Unusual in a heroine, perhaps, Ellen is a certified public accountant, a specialist in compiling actuarial tables for an insurance company. She not only can add, she can put two and two together. When Ellen sees things happening to Jeff -- a rosebush dying, a portrait fading, architectural plans lost, a small sculpture broken, a horse with a leg broken, a dog dying, and then Hilltop burning - she knows paranoia doesn't enter into it. She also knows the probability of coincidence is astronomical. She doesn't for a minute believe Jeff has been causing these things. While Jeff seems to dither and slide into depression, Ellen disregards his wish that she drop any investigation. On her own, she sets out to research these occurrences. It's not long before we realize with pleasure just how smart Ellen is. It's just as satisfying near the end when we learn Jeff is just as smart as Ellen.

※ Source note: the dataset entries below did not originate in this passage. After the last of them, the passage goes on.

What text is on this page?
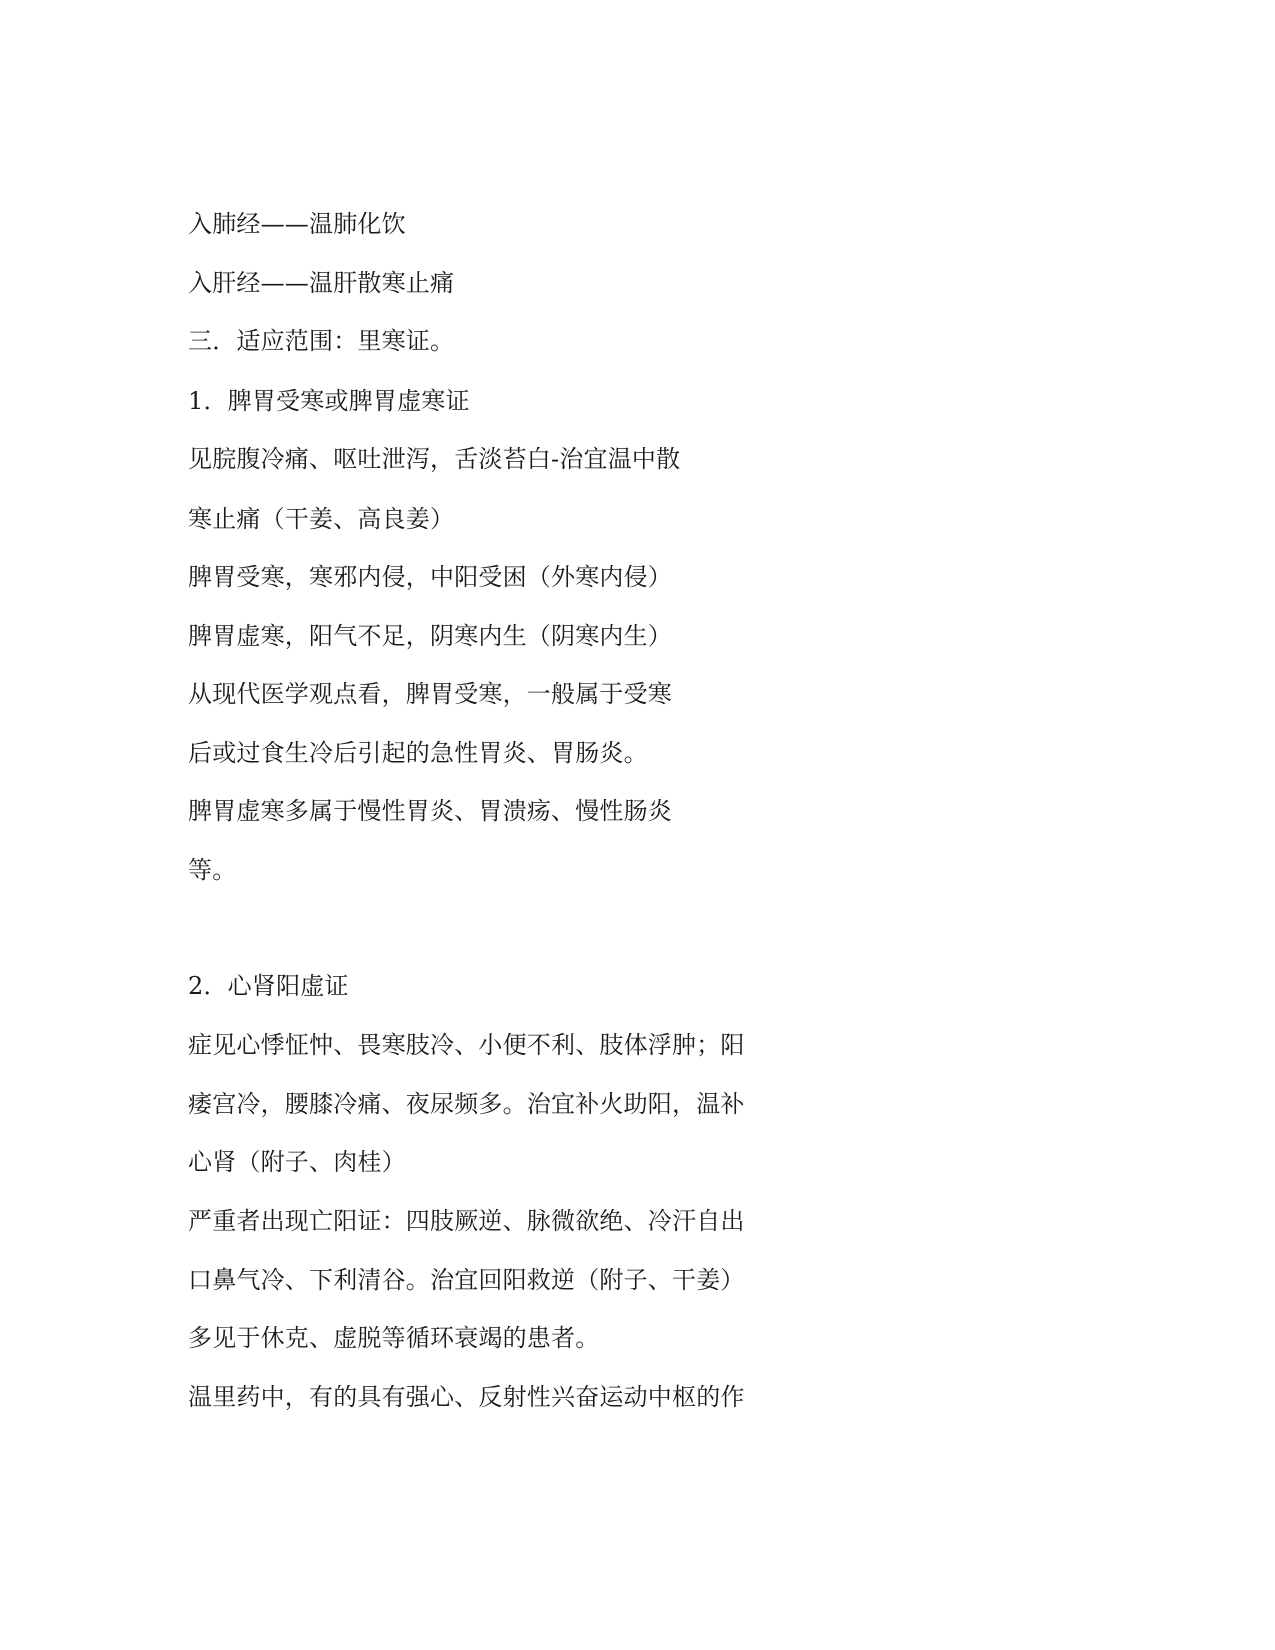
入肺经——温肺化饮

入肝经——温肝散寒止痛

三．适应范围：里寒证。

1．脾胃受寒或脾胃虚寒证

见脘腹冷痛、呕吐泄泻，舌淡苔白-治宜温中散

寒止痛（干姜、高良姜）

脾胃受寒，寒邪内侵，中阳受困（外寒内侵）

脾胃虚寒，阳气不足，阴寒内生（阴寒内生）

从现代医学观点看，脾胃受寒，一般属于受寒

后或过食生冷后引起的急性胃炎、胃肠炎。

脾胃虚寒多属于慢性胃炎、胃溃疡、慢性肠炎

等。

2．心肾阳虚证

症见心悸怔忡、畏寒肢冷、小便不利、肢体浮肿；阳

痿宫冷，腰膝冷痛、夜尿频多。治宜补火助阳，温补

心肾（附子、肉桂）

严重者出现亡阳证：四肢厥逆、脉微欲绝、冷汗自出

口鼻气冷、下利清谷。治宜回阳救逆（附子、干姜）

多见于休克、虚脱等循环衰竭的患者。

温里药中，有的具有强心、反射性兴奋运动中枢的作
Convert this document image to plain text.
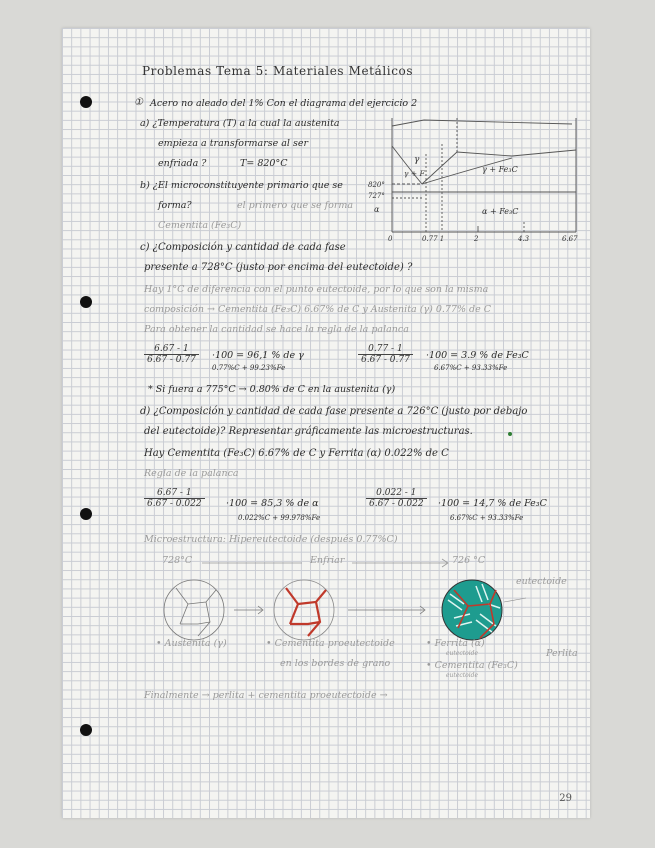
Problemas Tema 5: Materiales Metálicos
① Acero no aleado del 1% Con el diagrama del ejercicio 2
a) ¿Temperatura (T) a la cual la austenita
empieza a transformarse al ser
enfriada ?	T= 820°C
b) ¿El microconstituyente primario que se
forma?	el primero que se forma
Cementita (Fe₃C)
γ
γ + F	γ + Fe₃C
α + Fe₃C
α
820°
727°
0	0.77 1	2	4.3	6.67
c) ¿Composición y cantidad de cada fase
presente a 728°C (justo por encima del eutectoide) ?
Hay 1°C de diferencia con el punto eutectoide, por lo que son la misma
composición → Cementita (Fe₃C) 6.67% de C y Austenita (γ) 0.77% de C
Para obtener la cantidad se hace la regla de la palanca
$\frac{6.67 - 1}{6.67 - 0.77} \cdot 100 = 96,1$ % de γ
0.77%C + 99.23%Fe
$\frac{0.77 - 1}{6.67 - 0.77} \cdot 100 = 3.9$ % de Fe₃C
6.67%C + 93.33%Fe
* Si fuera a 775°C → 0.80% de C en la austenita (γ)
d) ¿Composición y cantidad de cada fase presente a 726°C (justo por debajo
del eutectoide)? Representar gráficamente las microestructuras.
Hay Cementita (Fe₃C) 6.67% de C y Ferrita (α) 0.022% de C
Regla de la palanca
$\frac{6.67 - 1}{6.67 - 0.022} \cdot 100 = 85,3$ % de α
0.022%C + 99.978%Fe
$\frac{0.022 - 1}{6.67 - 0.022} \cdot 100 = 14,7$ % de Fe₃C
6.67%C + 93.33%Fe
Microestructura: Hipereutectoide (después 0.77%C)
728°C	Enfriar	726 °C
eutectoide
• Austenita (γ)	• Cementita proeutectoide
en los bordes de grano
• Ferrita (α)
eutectoide
• Cementita (Fe₃C)
eutectoide
Perlita
Finalmente → perlita + cementita proeutectoide →
29
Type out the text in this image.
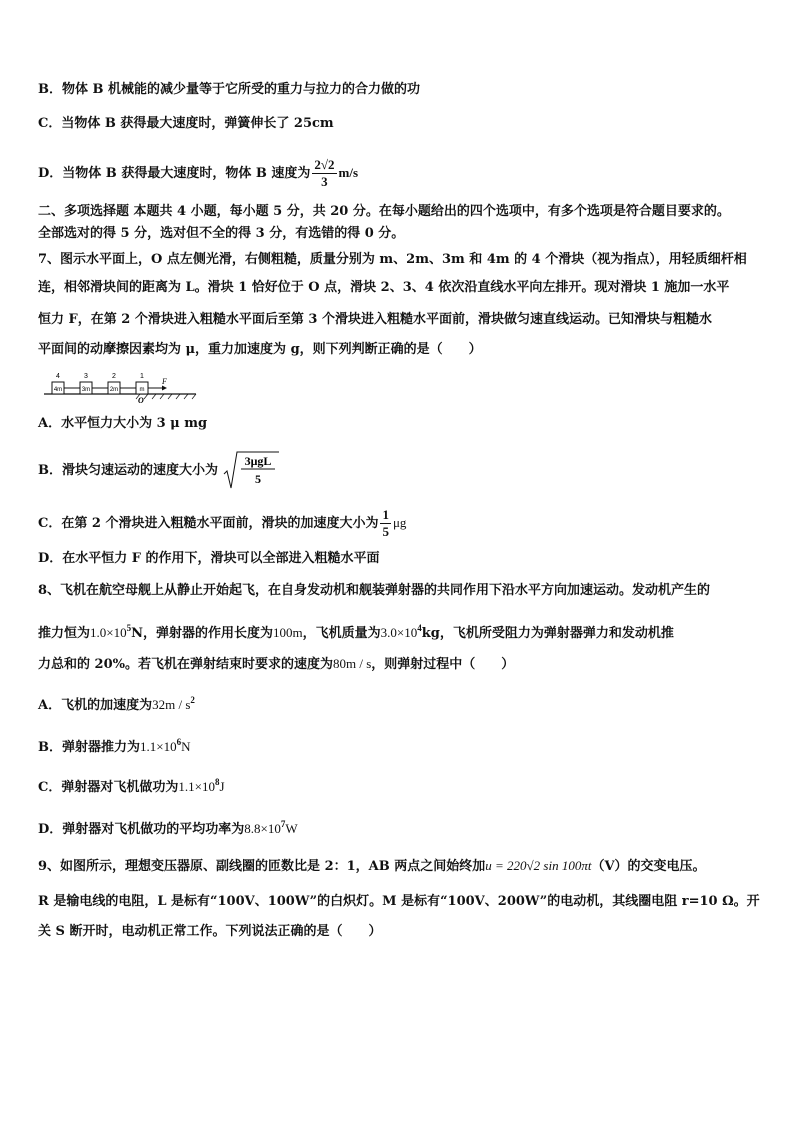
B．物体 B 机械能的减少量等于它所受的重力与拉力的合力做的功
C．当物体 B 获得最大速度时，弹簧伸长了 25cm
D．当物体 B 获得最大速度时，物体 B 速度为 $\frac{2√2}{3} m/s$
二、多项选择题 本题共 4 小题，每小题 5 分，共 20 分。在每小题给出的四个选项中，有多个选项是符合题目要求的。
全部选对的得 5 分，选对但不全的得 3 分，有选错的得 0 分。
7、图示水平面上，O 点左侧光滑，右侧粗糙，质量分别为 m、2m、3m 和 4m 的 4 个滑块（视为指点），用轻质细杆相
连，相邻滑块间的距离为 L。滑块 1 恰好位于 O 点，滑块 2、3、4 依次沿直线水平向左排开。现对滑块 1 施加一水平
恒力 F，在第 2 个滑块进入粗糙水平面后至第 3 个滑块进入粗糙水平面前，滑块做匀速直线运动。已知滑块与粗糙水
平面间的动摩擦因素均为 μ，重力加速度为 g，则下列判断正确的是（　　）
4m
4
3m
3
2m
2
m
1
F
O
A．水平恒力大小为 3 μ mg
B．滑块匀速运动的速度大小为
3μgL
5
C．在第 2 个滑块进入粗糙水平面前，滑块的加速度大小为 $\frac{1}{5}$ μg
D．在水平恒力 F 的作用下，滑块可以全部进入粗糙水平面
8、飞机在航空母舰上从静止开始起飞，在自身发动机和舰装弹射器的共同作用下沿水平方向加速运动。发动机产生的
推力恒为$1.0\times 10^5N$，弹射器的作用长度为100m，飞机质量为$3.0\times 10^4kg$，飞机所受阻力为弹射器弹力和发动机推
力总和的 20%。若飞机在弹射结束时要求的速度为80m / s，则弹射过程中（　　）
A．飞机的加速度为$32m / s^2$
B．弹射器推力为$1.1\times 10^6N$
C．弹射器对飞机做功为$1.1\times 10^8J$
D．弹射器对飞机做功的平均功率为$8.8\times 10^7W$
9、如图所示，理想变压器原、副线圈的匝数比是 2：1，AB 两点之间始终加u = 220√2 sin 100πt（V）的交变电压。
R 是输电线的电阻，L 是标有“100V、100W”的白炽灯。M 是标有“100V、200W”的电动机，其线圈电阻 r=10 Ω。开
关 S 断开时，电动机正常工作。下列说法正确的是（　　）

The Second Woman would be a much stronger movie, however, if the two leads were more dynamic. Betsy Drake was an attractive actress, wholesome and sympathetic, but she was as bland as milk. Robert Young was a fine actor with plenty of assurance and authority, but to my thinking he lacked that inner energy that draws you to a lead actor. Between the two of them, they just don't give the movie enough tension. John Sutton, in an odd way, provides the slight of hand that makes the movie fun. Sutton specialized in absolutely oily, reprehensible, over-civilized, effete heels. He has only to appear on the screen in any movie and we say to ourselves, "Ah ha, there's the villain." And he usually was. When we realize a third of the way through that he might be the villain but that he just might not be, I had to smile at how the movie used his style to possibly mislead me.

For a public domain film, the Alpha Video DVD transfer isn't all that bad. That's no guarantee other releases will be watchable."